We first consider appellants’ point of error that the trial court erred in setting aside the order vacating the judgment of September 21, 1979, and reinstating said judgment. Appellants rely on that line of cases which hold in effect that once a trial court has set aside a judgment the case stands on the docket as if it had never been tried and the trial court is without authority to enter another judgment without a *202 new trial. Wichita Fails Traction Co. v. Cook, 122 Tex. 446, 60 S.W.2d 764 (1933); Smith v. Thornton, 119 Tex. 344, 29 S.W.2d 314 (1930); Schaffer v. Speckels, 62 S.W.285 (Tex.Comm’n App.1933, holding approved); Turner v.

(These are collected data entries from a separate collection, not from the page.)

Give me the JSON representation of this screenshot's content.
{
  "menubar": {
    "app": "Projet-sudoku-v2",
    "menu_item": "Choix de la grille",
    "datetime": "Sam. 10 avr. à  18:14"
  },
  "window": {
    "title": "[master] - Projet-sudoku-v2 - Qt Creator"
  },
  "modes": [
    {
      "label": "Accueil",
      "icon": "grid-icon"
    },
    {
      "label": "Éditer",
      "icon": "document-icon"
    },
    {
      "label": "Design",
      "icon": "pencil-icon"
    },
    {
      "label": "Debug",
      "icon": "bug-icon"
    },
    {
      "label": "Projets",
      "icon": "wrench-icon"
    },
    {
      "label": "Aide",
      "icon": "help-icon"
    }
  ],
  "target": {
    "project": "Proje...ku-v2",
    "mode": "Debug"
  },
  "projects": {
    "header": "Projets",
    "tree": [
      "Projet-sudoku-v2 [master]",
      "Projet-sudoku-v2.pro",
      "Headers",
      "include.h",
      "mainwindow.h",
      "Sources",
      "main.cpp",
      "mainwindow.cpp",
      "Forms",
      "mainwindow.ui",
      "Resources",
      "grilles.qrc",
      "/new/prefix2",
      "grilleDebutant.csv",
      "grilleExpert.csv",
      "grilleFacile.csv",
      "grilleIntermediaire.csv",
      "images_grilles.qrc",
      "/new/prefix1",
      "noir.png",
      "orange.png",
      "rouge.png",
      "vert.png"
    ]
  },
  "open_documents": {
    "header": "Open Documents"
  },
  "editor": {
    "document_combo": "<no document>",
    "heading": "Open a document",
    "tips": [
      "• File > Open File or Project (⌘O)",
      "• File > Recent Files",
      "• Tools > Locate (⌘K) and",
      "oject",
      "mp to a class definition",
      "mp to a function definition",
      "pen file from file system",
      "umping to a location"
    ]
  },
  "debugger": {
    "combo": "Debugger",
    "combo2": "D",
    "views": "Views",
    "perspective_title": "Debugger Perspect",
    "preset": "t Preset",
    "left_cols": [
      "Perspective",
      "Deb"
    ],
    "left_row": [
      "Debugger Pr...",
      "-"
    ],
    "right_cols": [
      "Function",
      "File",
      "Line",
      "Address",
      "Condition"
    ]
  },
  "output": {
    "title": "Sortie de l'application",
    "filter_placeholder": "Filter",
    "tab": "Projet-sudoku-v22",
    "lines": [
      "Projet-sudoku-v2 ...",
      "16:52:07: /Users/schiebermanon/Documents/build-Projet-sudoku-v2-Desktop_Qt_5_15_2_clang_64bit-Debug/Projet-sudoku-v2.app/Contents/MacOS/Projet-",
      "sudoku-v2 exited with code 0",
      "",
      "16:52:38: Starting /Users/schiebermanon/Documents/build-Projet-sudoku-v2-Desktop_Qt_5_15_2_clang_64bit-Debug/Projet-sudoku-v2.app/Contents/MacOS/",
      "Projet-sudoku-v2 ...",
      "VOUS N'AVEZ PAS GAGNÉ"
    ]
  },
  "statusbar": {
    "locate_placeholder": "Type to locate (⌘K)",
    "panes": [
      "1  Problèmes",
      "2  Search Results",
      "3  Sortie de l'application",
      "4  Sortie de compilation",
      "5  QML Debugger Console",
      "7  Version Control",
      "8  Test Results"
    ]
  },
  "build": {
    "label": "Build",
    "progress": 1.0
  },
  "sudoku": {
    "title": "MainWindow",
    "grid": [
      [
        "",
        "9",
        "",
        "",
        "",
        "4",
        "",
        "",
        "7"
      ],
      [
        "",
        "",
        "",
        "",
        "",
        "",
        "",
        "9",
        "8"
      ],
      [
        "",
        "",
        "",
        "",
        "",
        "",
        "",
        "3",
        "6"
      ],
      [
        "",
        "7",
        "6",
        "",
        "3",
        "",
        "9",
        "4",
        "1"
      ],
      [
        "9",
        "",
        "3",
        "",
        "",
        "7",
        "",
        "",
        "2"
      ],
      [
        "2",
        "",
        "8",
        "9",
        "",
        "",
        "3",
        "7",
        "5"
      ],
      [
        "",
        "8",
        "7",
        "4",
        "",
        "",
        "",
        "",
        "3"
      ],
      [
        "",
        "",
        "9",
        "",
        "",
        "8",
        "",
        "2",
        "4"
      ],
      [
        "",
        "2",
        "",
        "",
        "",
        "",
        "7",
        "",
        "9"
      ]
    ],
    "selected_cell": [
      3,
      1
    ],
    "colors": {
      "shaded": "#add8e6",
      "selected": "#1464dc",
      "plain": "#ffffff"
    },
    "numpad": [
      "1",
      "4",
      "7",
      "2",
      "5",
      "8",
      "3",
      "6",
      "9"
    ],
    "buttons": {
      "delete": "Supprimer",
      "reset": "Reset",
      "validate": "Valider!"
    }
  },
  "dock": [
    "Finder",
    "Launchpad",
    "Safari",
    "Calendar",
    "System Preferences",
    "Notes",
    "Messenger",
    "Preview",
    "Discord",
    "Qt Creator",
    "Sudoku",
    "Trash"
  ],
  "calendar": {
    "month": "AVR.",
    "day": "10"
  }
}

Texas Sportservice, Inc., 312 S.W.2d 388 (Tex.Civ.App.—San Antonio 1958, writ ref’d n.r.e.); Marmion v. Herrin Transportation Co., 127 S.W.2d 558 (Tex.Civ.App.—Beaumont 1939, writ ref’d). 1

All of the orders here involved fall within thirty days after the entry of the trial court’s original judgment. It is well settled that a trial court has full control of its docket for thirty days after entry of its judgment and during such period of time can set aside, modify or reform such judgment. In support thereof, appellees cite Tex.R.Civ.P. 329b (Vernon 1977); White v. Douglas, 569 S.W.2d 635 (Tex.Civ.App.—Texarkana 1978, writ ref’d n.r.e.); Affolter v. Affolter, 389 S.W.2d 742 (Tex.Civ.App.—Corpus Christi 1965, no writ). The cases above cited do not discuss the question of whether a trial court can, after vacating its previous judgment, thereinafter reinstate such judgment without holding a new trial. However, there are a number of cases, which discuss and pass on this matter. In Transamerican Leasing Co. v. Three Bears, Inc., 567 S.W.2d 799 (Tex.1978), the trial court vacated the original judgment more than thirty days after it was entered but within forty-five days after the amended motion for new trial had been filed. A second judgment was subsequently entered by the trial court and an appeal was perfected. The court of civil appeals in Three Bears, Inc. v. Transamerican Leasing Co., 560 S.W.2d 183 (Tex.Civ.App.—El Paso 1978), considered the order vacating the judgment as an order granting a new trial, and reversed the second judgment and remanded the cause for a new trial. The supreme court on appeal reversed and remanded the case to the court of civil appeals, stating:

Under the express provision of this rule, the trial court retains jurisdiction over the cause and, thus, plenary power over its judgment until thirty days after the original or amended motion for new trial is overruled. The original or amended motion for new trial is pending before the trial court until it is overruled either by written order or by operation of law at the expiration of forty-five days from the filing thereof. Rule 329b, § 3 and 4. During the pendency of the motion for new trial and the thirty day period following its overruling, the court has the power to vacate, modify, correct, or reform the judgment or to grant a new trial. Mathes v. Kelton, 21 Tex.Sup.Ct.J. 424 (June 17, 1978); Dubert v. Adkins, 475 S.W.2d 383 (Tex.Civ.App.—Corpus Christi 1971, no writ); Turner v. Texas Sportservice, 312 S.W.2d 388 (Tex.Civ.App.—San Antonio 1958, writ ref’d n.r.e.); McDonald, Texas Civil Practice § 18.-03 (1971). Reavley and Orr, Trial Court’s Power to Amend Its Judgments, 25 Baylor L.Rev. 191, 205-206 (1973).

567 S.W.2d at 800.

This court in Imperial Insurance Co. v. Ellington, 498 S.W.2d 368 (Tex.Civ.App.—San Antonio 1973, no writ), said:

When a judgment is withdrawn and a new judgment is substituted, if such action takes place within thirty days after the rendition of the first judgment or the order overruling motion for new trial, the action of the trial court is but an exercise of its power to control its judgment; and the times within which steps necessary to the perfection of appeal must be taken are determined by reference to the date of the second judgment.

498 S.W.2d at 370. 2

A case closely in point is Mesa Agro v. R. C. Dove & Sons, 584 S.W.2d 506 (Tex.Civ. *203 App.—El Paso 1979, writ ref’d n.r.e.). In Mesa the trial court entered judgment on the verdict on August 25, 1978. On August 31, 1978, the defendant filed a motion to set aside the judgment. The court granted said motion that same day and ordered the judgment of August 25, 1978, be set aside. On October 2, 1978, the court entered the identical judgment entered on August 25, 1978, except for the date.